53 percent of matriculated Columbia students receive some form of need-based financial aid for covering the school’s costly education. Students can borrow from the federal government through Perkins loans, Direct Subsidized/Unsubsidized loans, or PLUS loans, but this money must be repaid. Certain financially needy learners may qualify for the Pell Grant, FSEOG Grant, or TAP Grant. Institutional aid directly from Columbia University is available through programs like the Interschool Fellowships, Clifford and Siegfried Upton Scholarships, Paul Nichoplas Scholarship Fund, or George W. Ellis Scholarships. Military veterans will also receive education benefits through the Post-9/11 GI Bill and Yellow Ribbon Program.
Columbia University is a rich intellectual community providing nearly 100 academic majors for students at the bachelor’s, master’s, specialist, and doctoral levels. Popular undergraduate majors include Visual Arts, Biochemistry, Computer Science, Economics, and History. Columbia students also have the unique opportunity to pursue a major in Yiddish Studies, Neuroscience, Russian Literature, Evolutionary Biology, and Jazz Studies. There’s an impressively low student-faculty ratio of 6:1, so Columbia’s award-winning faculty is highly accessible. Columbia University has achieved a high four-year graduation rate of 88 percent, which signifies a positive student experience. Graduates have become Supreme Court justices, Academy Award winners, Nobel Prize laureates, and U.S. Presidents.

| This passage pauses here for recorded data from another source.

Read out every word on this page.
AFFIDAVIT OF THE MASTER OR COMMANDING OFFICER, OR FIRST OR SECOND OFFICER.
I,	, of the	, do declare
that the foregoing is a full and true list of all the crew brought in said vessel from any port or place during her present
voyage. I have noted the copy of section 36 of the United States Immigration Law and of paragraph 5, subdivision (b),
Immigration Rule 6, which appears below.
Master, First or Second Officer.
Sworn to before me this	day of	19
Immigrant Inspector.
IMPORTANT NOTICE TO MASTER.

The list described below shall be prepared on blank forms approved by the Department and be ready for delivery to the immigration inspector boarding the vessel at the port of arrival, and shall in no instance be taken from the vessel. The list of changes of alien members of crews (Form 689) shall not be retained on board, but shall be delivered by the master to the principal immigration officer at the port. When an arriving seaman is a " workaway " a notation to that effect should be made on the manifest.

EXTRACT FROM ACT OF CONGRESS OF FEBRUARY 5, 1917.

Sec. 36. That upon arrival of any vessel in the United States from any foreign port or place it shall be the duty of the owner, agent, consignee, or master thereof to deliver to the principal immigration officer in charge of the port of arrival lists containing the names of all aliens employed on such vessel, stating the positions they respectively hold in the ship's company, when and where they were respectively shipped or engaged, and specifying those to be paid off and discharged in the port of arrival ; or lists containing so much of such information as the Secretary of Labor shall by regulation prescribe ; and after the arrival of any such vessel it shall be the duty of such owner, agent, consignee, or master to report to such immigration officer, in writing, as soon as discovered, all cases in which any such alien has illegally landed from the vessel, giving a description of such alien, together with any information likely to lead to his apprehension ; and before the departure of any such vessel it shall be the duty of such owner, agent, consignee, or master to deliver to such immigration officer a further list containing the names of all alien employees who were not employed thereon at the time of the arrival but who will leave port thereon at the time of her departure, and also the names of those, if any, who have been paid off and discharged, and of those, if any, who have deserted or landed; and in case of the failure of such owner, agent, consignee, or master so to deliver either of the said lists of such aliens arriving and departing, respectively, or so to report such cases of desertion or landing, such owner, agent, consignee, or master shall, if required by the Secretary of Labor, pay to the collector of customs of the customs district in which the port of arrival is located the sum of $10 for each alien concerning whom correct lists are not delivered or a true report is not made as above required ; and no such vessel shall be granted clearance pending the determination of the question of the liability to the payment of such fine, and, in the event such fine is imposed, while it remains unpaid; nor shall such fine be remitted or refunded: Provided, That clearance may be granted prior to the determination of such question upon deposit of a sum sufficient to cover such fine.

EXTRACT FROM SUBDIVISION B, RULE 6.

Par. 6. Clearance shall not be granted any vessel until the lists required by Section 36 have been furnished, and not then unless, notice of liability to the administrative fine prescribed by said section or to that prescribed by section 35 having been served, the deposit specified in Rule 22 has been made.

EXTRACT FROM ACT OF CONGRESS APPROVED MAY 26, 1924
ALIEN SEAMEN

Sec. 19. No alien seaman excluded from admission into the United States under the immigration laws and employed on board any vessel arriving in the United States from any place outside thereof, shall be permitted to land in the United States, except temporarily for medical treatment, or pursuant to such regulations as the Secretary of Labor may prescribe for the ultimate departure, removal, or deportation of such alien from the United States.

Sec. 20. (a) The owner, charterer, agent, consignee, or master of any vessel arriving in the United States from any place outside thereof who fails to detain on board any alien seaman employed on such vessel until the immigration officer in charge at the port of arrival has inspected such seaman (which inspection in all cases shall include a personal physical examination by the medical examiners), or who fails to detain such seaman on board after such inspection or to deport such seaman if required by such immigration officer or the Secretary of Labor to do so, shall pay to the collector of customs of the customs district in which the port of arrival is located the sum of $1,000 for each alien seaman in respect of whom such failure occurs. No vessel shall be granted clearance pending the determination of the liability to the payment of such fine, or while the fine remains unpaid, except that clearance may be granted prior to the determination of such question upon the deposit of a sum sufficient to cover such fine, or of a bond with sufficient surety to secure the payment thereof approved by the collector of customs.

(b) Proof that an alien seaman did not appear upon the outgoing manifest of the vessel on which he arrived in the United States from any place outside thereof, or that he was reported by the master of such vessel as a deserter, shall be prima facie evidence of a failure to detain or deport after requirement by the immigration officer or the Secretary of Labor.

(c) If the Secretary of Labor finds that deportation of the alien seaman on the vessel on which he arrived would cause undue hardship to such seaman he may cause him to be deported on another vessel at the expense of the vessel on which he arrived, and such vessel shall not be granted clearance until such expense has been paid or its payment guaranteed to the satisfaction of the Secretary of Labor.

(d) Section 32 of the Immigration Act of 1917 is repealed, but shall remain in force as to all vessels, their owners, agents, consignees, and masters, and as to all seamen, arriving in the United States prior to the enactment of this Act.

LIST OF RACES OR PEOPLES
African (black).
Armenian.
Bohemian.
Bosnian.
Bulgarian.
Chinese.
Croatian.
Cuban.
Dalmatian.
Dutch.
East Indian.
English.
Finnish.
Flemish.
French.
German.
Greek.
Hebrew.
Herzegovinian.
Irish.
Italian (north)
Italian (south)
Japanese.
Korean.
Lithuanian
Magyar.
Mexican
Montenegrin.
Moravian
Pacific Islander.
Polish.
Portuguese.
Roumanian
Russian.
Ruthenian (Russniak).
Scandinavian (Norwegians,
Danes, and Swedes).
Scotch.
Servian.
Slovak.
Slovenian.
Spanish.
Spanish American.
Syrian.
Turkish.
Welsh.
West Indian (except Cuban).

Within the heart of the Big Apple, Columbia’s campus takes over six city blocks with an extensive underground tunnel perfect for winter commutes. Butler Library, open 24/7 during the academic year, has over 11.9 million volumes as America’s eighth largest library system. Columbia operates nearly 24 dormitory halls and over 7,800 brownstone apartments since 94 percent of students live in affiliated housing. News is spread across the campus by the Columbia Daily Spectator, which is the nation’s second-oldest student-run publication. Each year, the School of Arts also hosts the prestigious Columbia University Film Festival.
There’s no shortage of engaging activities for Columbia students to choose from with more than 500 student clubs. Founded in 1967, the Columbia Queer Alliance is renowned for being the country’s first organization for lesbian, gay, transgender, and questioning students. More than 10 percent of Columbia’s student body is involved in Greek life with 25 fraternity and sorority chapters based here. Athletically inclined students can try out for the Columbia Lions, who compete in the NCAA Division I-AA Ivy League conference in 31 varsity sports. Through the Urban New York program, Columbia University gives free tickets for students to explore sights like the Empire State Building, Metropolitan Museum of Art, and Guggenheim Museum.